GF chat bot
From Digital Grammars Wiki
This is a project idea. Contact Björn Bringert for more information.
Contents |
[edit] Overall objective
The goal of this project is to create system which can learn transformations between texts in natural language. Such a system could be used for, for example:
- Chat bots, where the transformation that the system learns is from a question/statement to an answer.
- simple machine translation, where the system would learn the translation from a sentence in the source language to a sentence in the target language.
[edit] Implementation idea
The idea is to use Grammatical Framework grammars to translate between the texts and abstract syntax terms, and then use a machine learning algorithm to learn transformations on abstract syntax trees.
Text in language A | | [Parsing with GF grammar for language A] | V Abstract syntax tree for language A | | [Tree transformation, based on machine learning] | V Abstract syntax tree for language B | | [Linearization (generation) with GF grammar for language B] | V Text in language B
In the machine translation example, language A is the source language and language B is the target language. In the chat bot example, languages A and B are normally the same language.
[edit] Rough work outline
- Develop/find, and implement a machine learning algorithm for tree transformations.
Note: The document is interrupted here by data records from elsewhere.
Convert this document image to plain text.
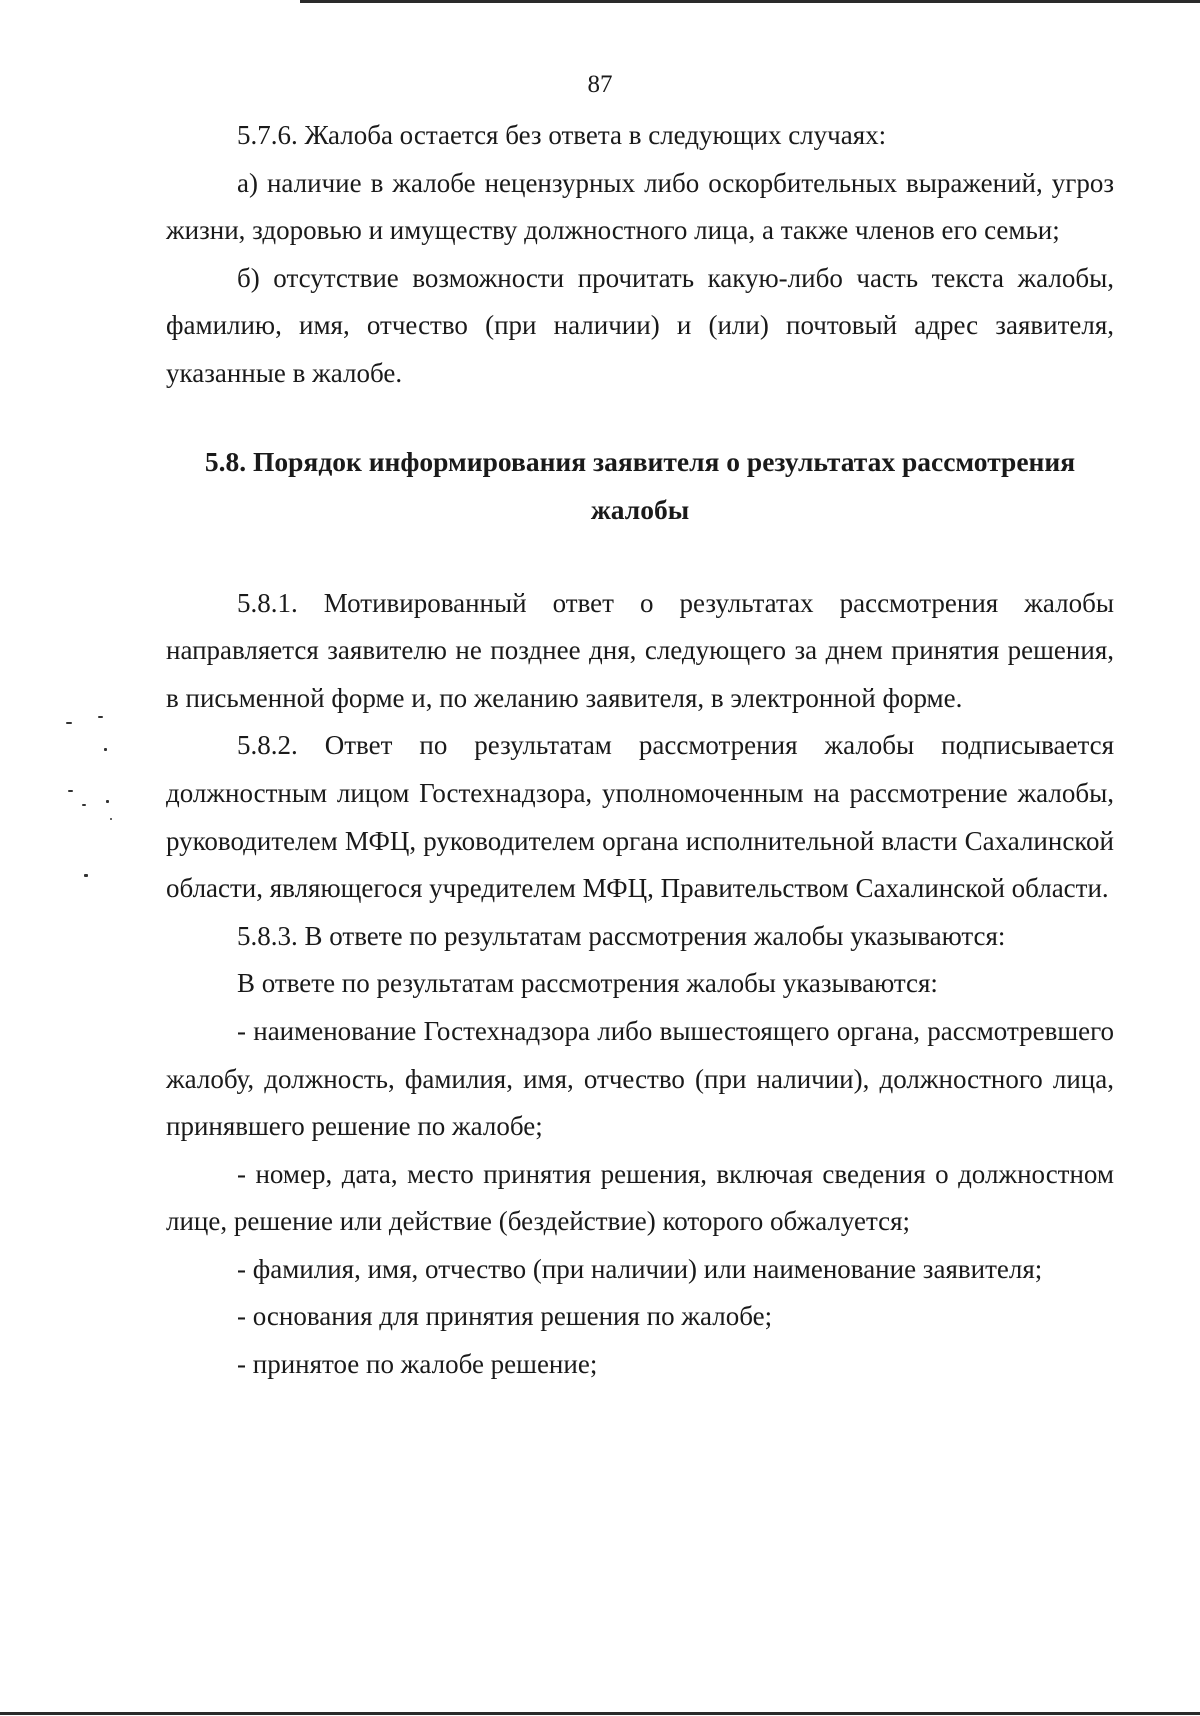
87

5.7.6. Жалоба остается без ответа в следующих случаях:

а) наличие в жалобе нецензурных либо оскорбительных выражений, угроз жизни, здоровью и имуществу должностного лица, а также членов его семьи;

б) отсутствие возможности прочитать какую-либо часть текста жалобы, фамилию, имя, отчество (при наличии) и (или) почтовый адрес заявителя, указанные в жалобе.

5.8. Порядок информирования заявителя о результатах рассмотрения жалобы

5.8.1. Мотивированный ответ о результатах рассмотрения жалобы направляется заявителю не позднее дня, следующего за днем принятия решения, в письменной форме и, по желанию заявителя, в электронной форме.

5.8.2. Ответ по результатам рассмотрения жалобы подписывается должностным лицом Гостехнадзора, уполномоченным на рассмотрение жалобы, руководителем МФЦ, руководителем органа исполнительной власти Сахалинской области, являющегося учредителем МФЦ, Правительством Сахалинской области.

5.8.3. В ответе по результатам рассмотрения жалобы указываются:

В ответе по результатам рассмотрения жалобы указываются:

- наименование Гостехнадзора либо вышестоящего органа, рассмотревшего жалобу, должность, фамилия, имя, отчество (при наличии), должностного лица, принявшего решение по жалобе;

- номер, дата, место принятия решения, включая сведения о должностном лице, решение или действие (бездействие) которого обжалуется;

- фамилия, имя, отчество (при наличии) или наименование заявителя;

- основания для принятия решения по жалобе;

- принятое по жалобе решение;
- Collect a corpus from some domain, for example Internet Relay Chat logs in the chat bot case.
- Write GF grammar(s) for the corpus data.
- Write a program that puts it all together.
- Train it on the data.
- Evaluate, for example by a simple Turing test.
[edit] Possible extensions
- Learn the grammar from the corpus, to avoid having to write the grammar by hand.
- Make the system more robust in dealing with unrecognized input. For example, by letting the learning algorithm look at the parse chart, instead of just one tree, to handle incomplete parses.
[edit] Required knowledge
This project would be suitable for two students, or one ambitious student with broad interests.
It would be useful for the students to be familiar with:
- Natural language grammars.
- Machine learning.
- Programming in Haskell, Java or possibly Prolog.